I can’t say anything about it except for that I hope to be directing the new [series]. I hope that will in fact come to fruition. Not with anything official, but in fun, playful conversations with the man, that has been floated about. So hopefully! And you have to say it like that. You have to use the words I’m using: “Floated about, nothing official, but conversations, fun conversations I’ve had with him that might full well turn out to be nothing.” Which would be really exciting to me because I have to say, that one episode I directed was a really confronting experience for me, because I realized how much of a “hair on fire” kind of person I am rather than a “go with the flow” kind of person. So I would really like to have another opportunity to be in that world that obviously, having been in for so many years, I feel about as comfortable as one could feel trying my hand at that. I would like to do more of it, but I would also like to have more experience doing it. So for my second round up at bat, I would love it to be in that world. And of course I want to be in it, too. There’s no American Horror Story spinoff, movie, play, projection from space that I would not want to be a part of if I could be.

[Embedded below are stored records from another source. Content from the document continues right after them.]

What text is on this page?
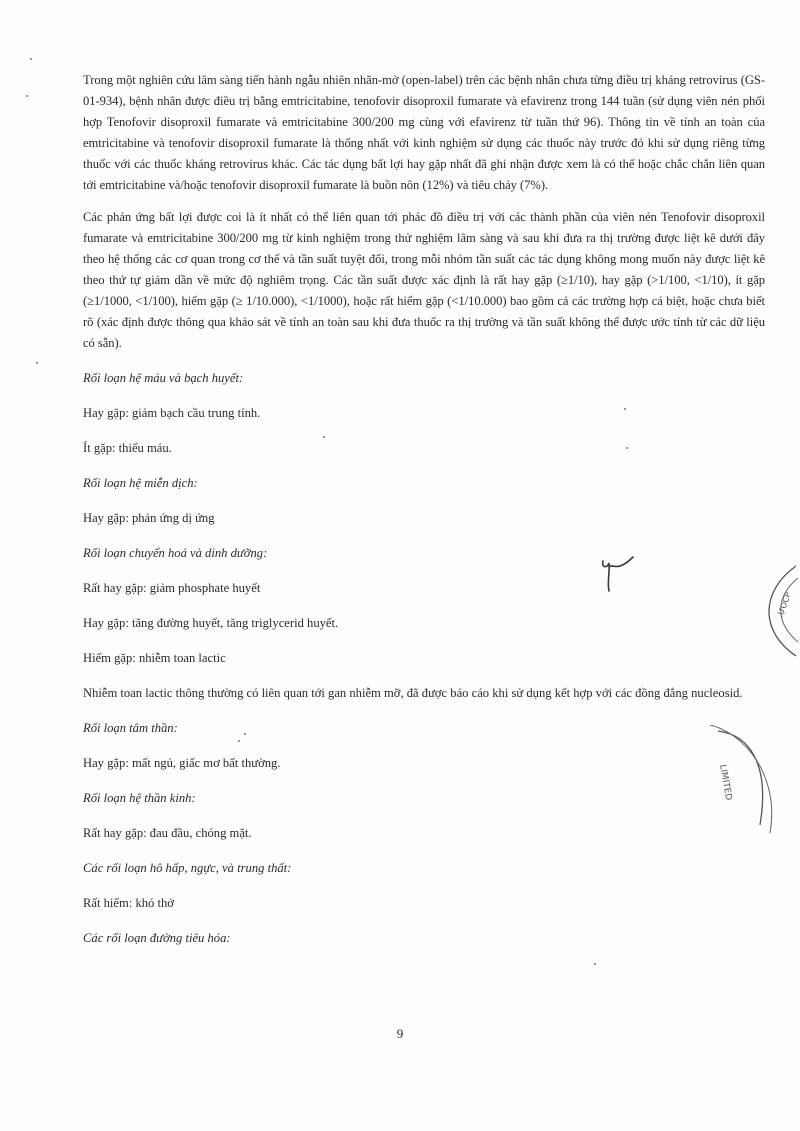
Trong một nghiên cứu lâm sàng tiến hành ngẫu nhiên nhãn-mở (open-label) trên các bệnh nhân chưa từng điều trị kháng retrovirus (GS-01-934), bệnh nhân được điều trị bằng emtricitabine, tenofovir disoproxil fumarate và efavirenz trong 144 tuần (sử dụng viên nén phối hợp Tenofovir disoproxil fumarate và emtricitabine 300/200 mg cùng với efavirenz từ tuần thứ 96). Thông tin về tính an toàn của emtricitabine và tenofovir disoproxil fumarate là thống nhất với kinh nghiệm sử dụng các thuốc này trước đó khi sử dụng riêng từng thuốc với các thuốc kháng retrovirus khác. Các tác dụng bất lợi hay gặp nhất đã ghi nhận được xem là có thể hoặc chắc chắn liên quan tới emtricitabine và/hoặc tenofovir disoproxil fumarate là buồn nôn (12%) và tiêu chảy (7%).

Các phản ứng bất lợi được coi là ít nhất có thể liên quan tới phác đồ điều trị với các thành phần của viên nén Tenofovir disoproxil fumarate và emtricitabine 300/200 mg từ kinh nghiệm trong thử nghiệm lâm sàng và sau khi đưa ra thị trường được liệt kê dưới đây theo hệ thống các cơ quan trong cơ thể và tần suất tuyệt đối, trong mỗi nhóm tần suất các tác dụng không mong muốn này được liệt kê theo thứ tự giảm dần về mức độ nghiêm trọng. Các tần suất được xác định là rất hay gặp (≥1/10), hay gặp (>1/100, <1/10), ít gặp (≥1/1000, <1/100), hiếm gặp (≥ 1/10.000), <1/1000), hoặc rất hiếm gặp (<1/10.000) bao gồm cả các trường hợp cá biệt, hoặc chưa biết rõ (xác định được thông qua khảo sát về tính an toàn sau khi đưa thuốc ra thị trường và tần suất không thể được ước tính từ các dữ liệu có sẵn).

Rối loạn hệ máu và bạch huyết:

Hay gặp: giảm bạch cầu trung tính.

Ít gặp: thiếu máu.

Rối loạn hệ miễn dịch:

Hay gặp: phản ứng dị ứng

Rối loạn chuyển hoá và dinh dưỡng:

Rất hay gặp: giảm phosphate huyết

Hay gặp: tăng đường huyết, tăng triglycerid huyết.

Hiếm gặp: nhiễm toan lactic

Nhiễm toan lactic thông thường có liên quan tới gan nhiễm mỡ, đã được báo cáo khi sử dụng kết hợp với các đồng đẳng nucleosid.

Rối loạn tâm thần:

Hay gặp: mất ngủ, giấc mơ bất thường.

Rối loạn hệ thần kinh:

Rất hay gặp: đau đầu, chóng mặt.

Các rối loạn hô hấp, ngực, và trung thất:

Rất hiếm: khó thở

Các rối loạn đường tiêu hóa:

.ỰOCP
LIMITED
9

And you have Ratched coming to Netflix this year, too.
I actually finished Ratched 36 hours before I flew to do Mrs. America. So it was a bit of a schizophrenic experience in the sense that I had been so immersed in this 1940s world and playing this character, and then flying there and walking right into hair and makeup — my wig got lost on the way. I’m not kidding, the wig never made it to Canada. I was supposed to start shooting the next day and then somebody had to send somebody to the airport to go through trunks. It was really quite a wild ride to be Mildred Ratched on a Friday, or actually a Saturday morning because we finished at like 5 a.m., and on a Monday morning I was on a plane to Mrs. America land. It was really wild.
This interview has been edited for length and clarity.